Mount Carmel AME Zion is located in the rural Lancaster County community of Cauthen’s Crossroads, and it is said to be the oldest black religious campground in South Carolina. It was founded around 1868 by the Reverend Isom Caleb Clinton, a former slave who was later ordained as a bishop of the AME Zion church. The denomination grew throughout the state under his influence, and Clinton College (formerly Clinton Junior College) in Rock Hill bears his name.
Somewhat unusually, the Mount Carmel AME Zion Campground includes a brick-and-mortar church – the fourth to serve the congregation – as well as 55 “tents” or cabins and an “arbor” or open-air tabernacle. The church is used for regular worship services, but each September, people come from Lancaster County and surrounding communities, and even from out of state, to gather for a weeklong revival.
The earliest tents were indeed made of cloth, but as revivals became more regular, most families constructed small cabins for shelter. Traditionally, these are still known as tents. Many of Mount Carmel’s current tents have been modified with metal and concrete to ensure stability. These primitive accommodations afford families a place to sleep but not much more. People cook outdoors during camp meetings, and outhouses are typical features.
The purpose of such rustic living is to encourage people to gather in fellowship when they are not worshiping in the arbor. The name “arbor” honors the early history of many rural churches; these congregations initially met beneath brush arbors until they could build a sanctuary. As is the case with other campgrounds, the arbor at Mt. Carmel is in the center of the tents, which form a rectangle around it.

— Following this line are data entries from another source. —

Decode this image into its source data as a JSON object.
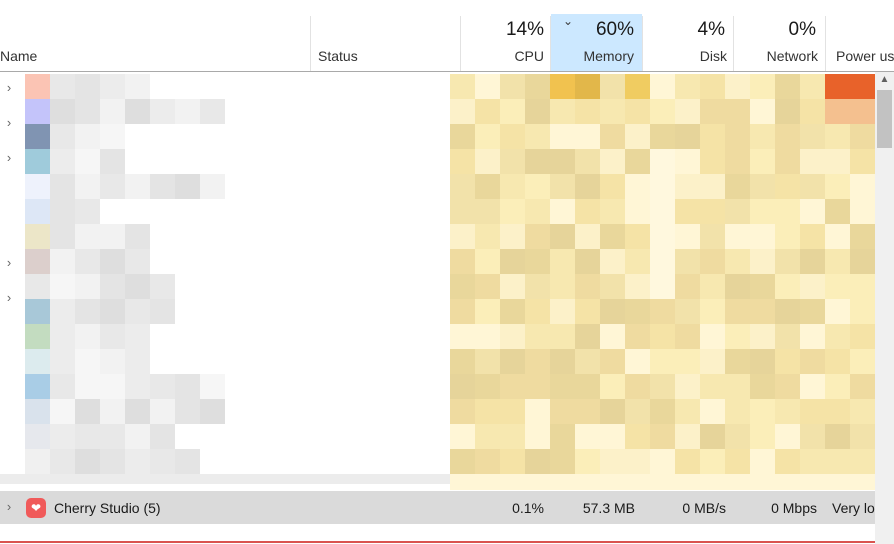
{
  "columns": {
    "name": "Name",
    "status": "Status",
    "cpu": {
      "percent": "14%",
      "label": "CPU"
    },
    "memory": {
      "percent": "60%",
      "label": "Memory",
      "sorted": true
    },
    "disk": {
      "percent": "4%",
      "label": "Disk"
    },
    "network": {
      "percent": "0%",
      "label": "Network"
    },
    "power": {
      "label": "Power us"
    }
  },
  "icons": {
    "sort": "chevron-down-icon",
    "expand": "chevron-right-icon",
    "app": "cherry-studio-icon",
    "scroll_up": "arrow-up-icon"
  },
  "colors": {
    "memory_header": "#cce8ff",
    "selected_row": "#dadada",
    "heat_light": "#fff4d1",
    "heat_dark": "#f0c24f",
    "power_high": "#e8622a",
    "accent_line": "#d9534f"
  },
  "selected_process": {
    "name": "Cherry Studio (5)",
    "cpu": "0.1%",
    "memory": "57.3 MB",
    "disk": "0 MB/s",
    "network": "0 Mbps",
    "power": "Very lo"
  }
}
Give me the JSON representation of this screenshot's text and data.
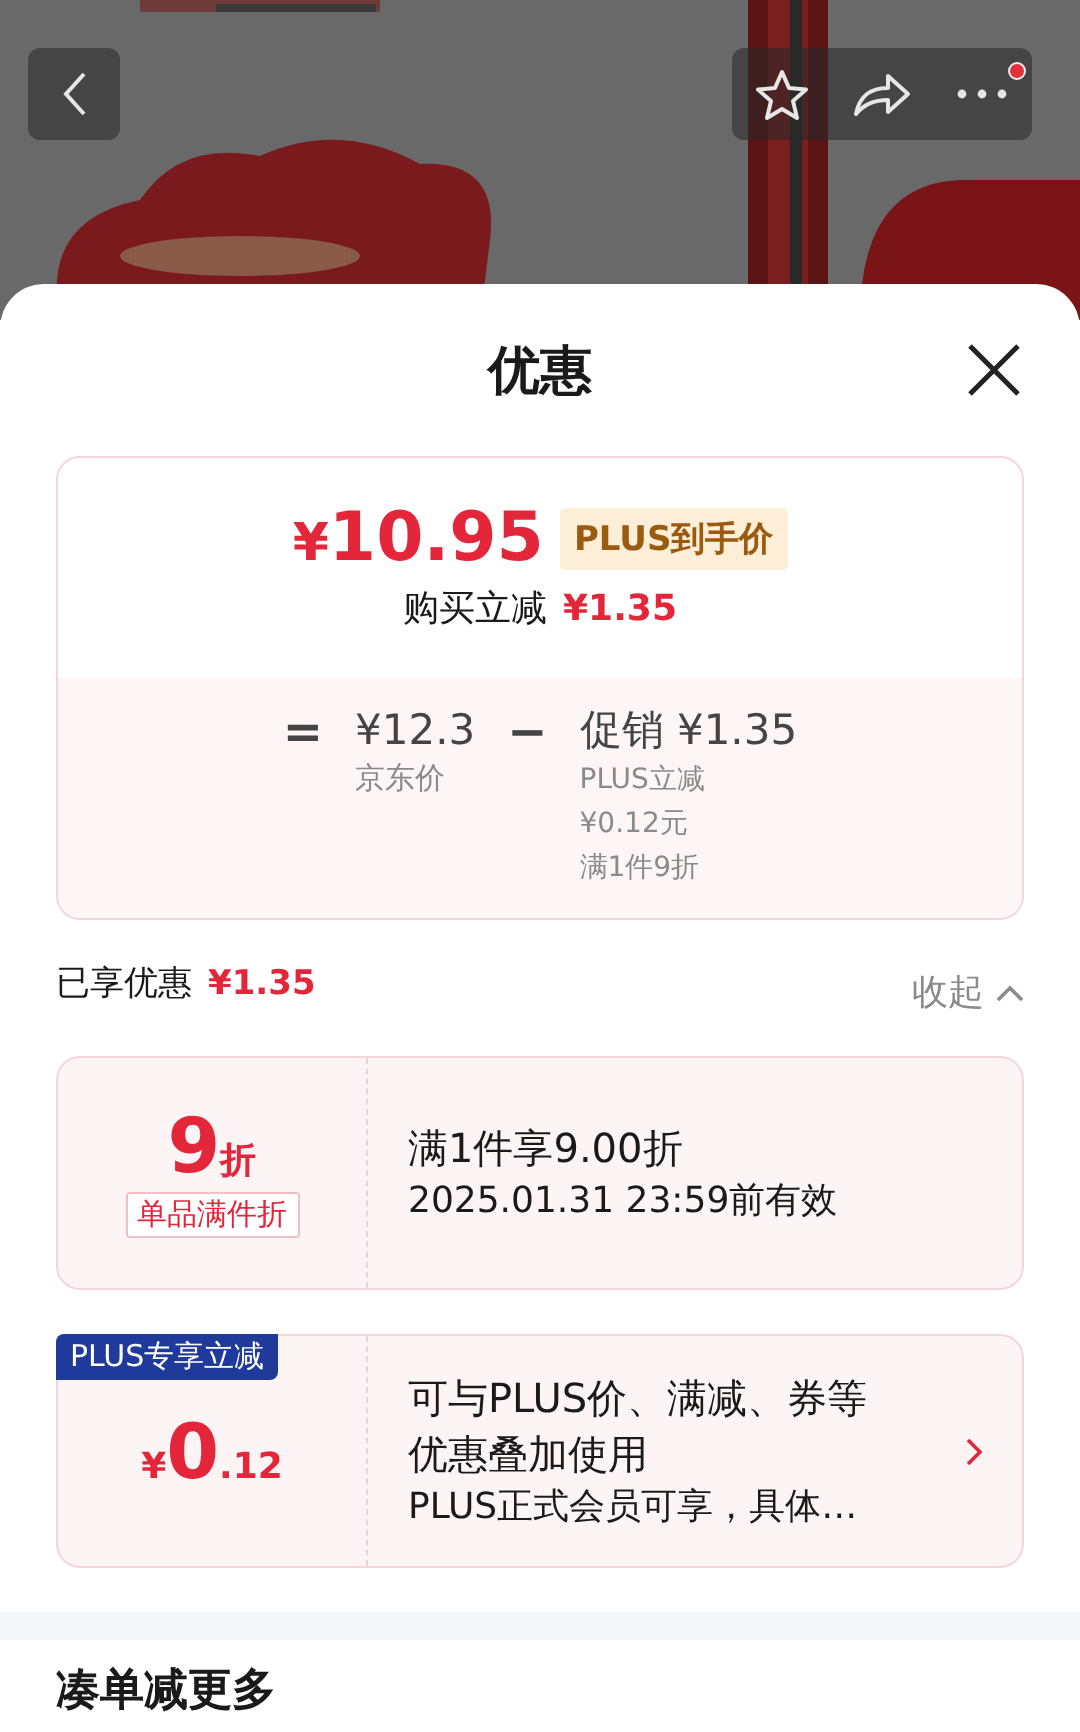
{
  "nav": {
    "buttons": [
      {
        "kind": "back"
      },
      {
        "kind": "star"
      },
      {
        "kind": "share"
      },
      {
        "kind": "more",
        "has_notification": true
      }
    ]
  },
  "sheet": {
    "title": "优惠"
  },
  "summary": {
    "price_symbol": "¥",
    "price": "10.95",
    "price_tag": "PLUS到手价",
    "reduce_label": "购买立减",
    "reduce_amount": "¥1.35",
    "breakdown": {
      "equals": "=",
      "base_price": "¥12.3",
      "base_label": "京东价",
      "minus": "−",
      "promo_label": "促销",
      "promo_amount": "¥1.35",
      "promo_details": [
        "PLUS立减",
        "¥0.12元",
        "满1件9折"
      ]
    }
  },
  "enjoyed": {
    "label": "已享优惠",
    "amount": "¥1.35",
    "toggle": "收起",
    "expanded": true
  },
  "coupons": [
    {
      "kind": "discount",
      "value": "9",
      "unit": "折",
      "tag": "单品满件折",
      "lines": [
        "满1件享9.00折",
        "2025.01.31 23:59前有效"
      ]
    },
    {
      "kind": "plus",
      "ribbon": "PLUS专享立减",
      "symbol": "¥",
      "value": "0",
      "decimal": ".12",
      "lines": [
        "可与PLUS价、满减、券等优惠叠加使用",
        "PLUS正式会员可享，具体…"
      ],
      "has_arrow": true
    }
  ],
  "section": {
    "title": "凑单减更多"
  }
}
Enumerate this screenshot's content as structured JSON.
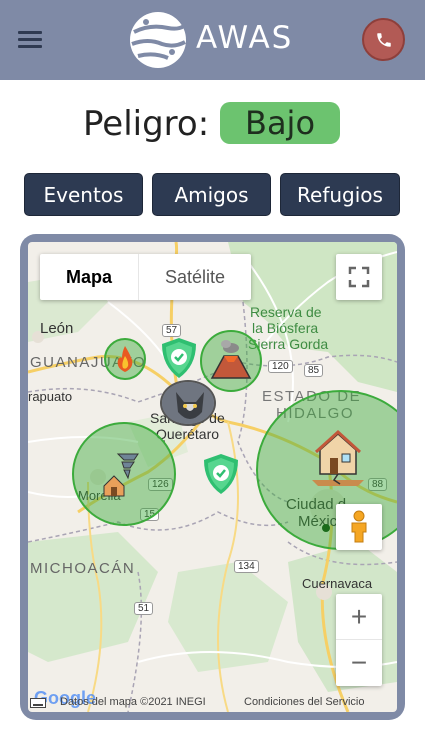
{
  "app": {
    "brand": "AWAS",
    "menu_icon": "hamburger-menu-icon",
    "call_icon": "phone-icon"
  },
  "danger": {
    "label": "Peligro:",
    "level": "Bajo",
    "level_color": "#6cc36f"
  },
  "nav": {
    "events": "Eventos",
    "friends": "Amigos",
    "shelters": "Refugios"
  },
  "map": {
    "type_map": "Mapa",
    "type_satellite": "Satélite",
    "labels": {
      "leon": "León",
      "guanajuato": "GUANAJUATO",
      "irapuato": "rapuato",
      "reserva1": "Reserva de",
      "reserva2": "la Biósfera",
      "reserva3": "Sierra Gorda",
      "estado_de": "ESTADO DE",
      "hidalgo": "HIDALGO",
      "santiago1": "Santiago de",
      "santiago2": "Querétaro",
      "morelia": "Morelia",
      "michoacan": "MICHOACÁN",
      "ciudad1": "Ciudad d",
      "ciudad2": "México",
      "cuernavaca": "Cuernavaca",
      "r57": "57",
      "r120": "120",
      "r85": "85",
      "r126": "126",
      "r15": "15",
      "r134": "134",
      "r51": "51",
      "r88": "88"
    },
    "attribution": "Datos del mapa ©2021 INEGI",
    "terms": "Condiciones del Servicio",
    "google": "Google",
    "zoom_in": "+",
    "zoom_out": "−",
    "markers": [
      {
        "name": "fire-event",
        "icon": "fire-icon"
      },
      {
        "name": "shelter-1",
        "icon": "shield-check-icon"
      },
      {
        "name": "volcano-event",
        "icon": "volcano-icon"
      },
      {
        "name": "friend-avatar",
        "icon": "wolf-avatar-icon"
      },
      {
        "name": "tornado-event",
        "icon": "tornado-icon"
      },
      {
        "name": "shelter-2",
        "icon": "shield-check-icon"
      },
      {
        "name": "earthquake-event",
        "icon": "earthquake-icon"
      }
    ],
    "colors": {
      "event_circle": "#3cab3c",
      "shelter": "#2fbf71"
    }
  }
}
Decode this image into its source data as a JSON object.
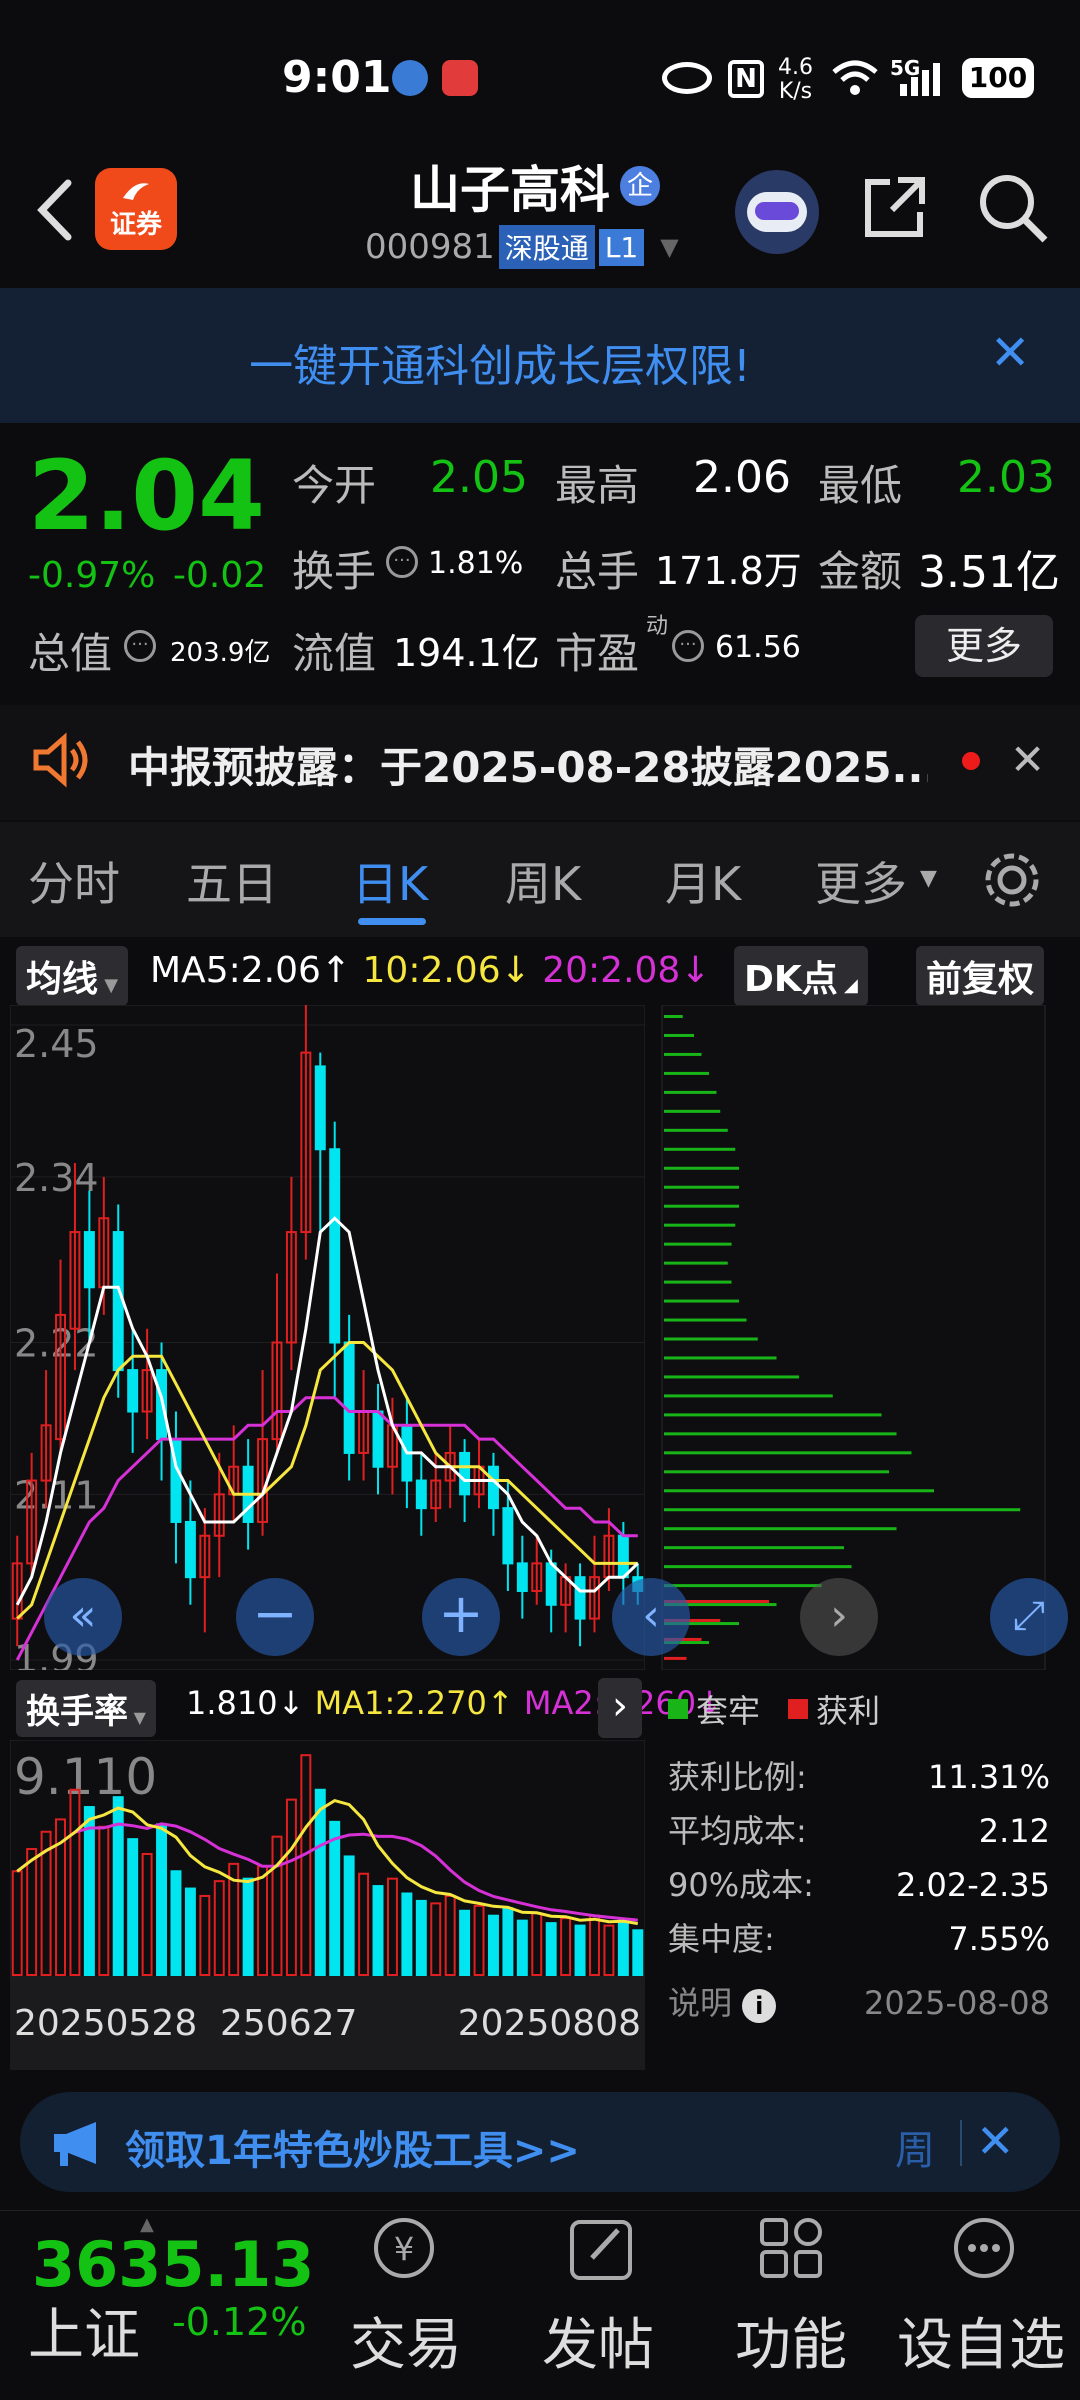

Mount Carmel AME Zion Campground is listed in the National Register:
Mount Carmel A.M.E. Zion Church and Campground is one of the earliest sites in South Carolina associated with the establishment of the African Methodist Episcopal Zion Church. Founded ca. 1866, Mt. Carmel A.M.E. Zion Church and Campground was part of the widespread growth of independent black churches that occurred in the South during the post-Civil War era. Mount Carmel A.M.E. Zion Campground consists of a complex of structures located in the general form of a rectangle. A line of approximately fifty-five small “cabins” or “tents” and a brick church lie along the outer edge of the rectangle, creating a large open area in the center. An “arbor,” or open-air structure, is located in this area. The majority of the cabins are small frame or concrete block structures with metal roofs which are still situated directly along side each other and oriented towards the center of the rectangle. On the southern side of the campground is Mt. Carmel A.M.E. Zion Church, a brick structure with a belfry and gable roof. On the northern side is the church cemetery. Although significance of the site is primarily historical and not architectural, the design of the campground and its landscape reflects its use as a setting for a collective religious experience. Mount Carmel is also among the state’s few surviving campgrounds where annual gatherings continue to be held. Additionally, the rectangular design landscape exemplifies one of the typical shapes of nineteenth century religious encampments.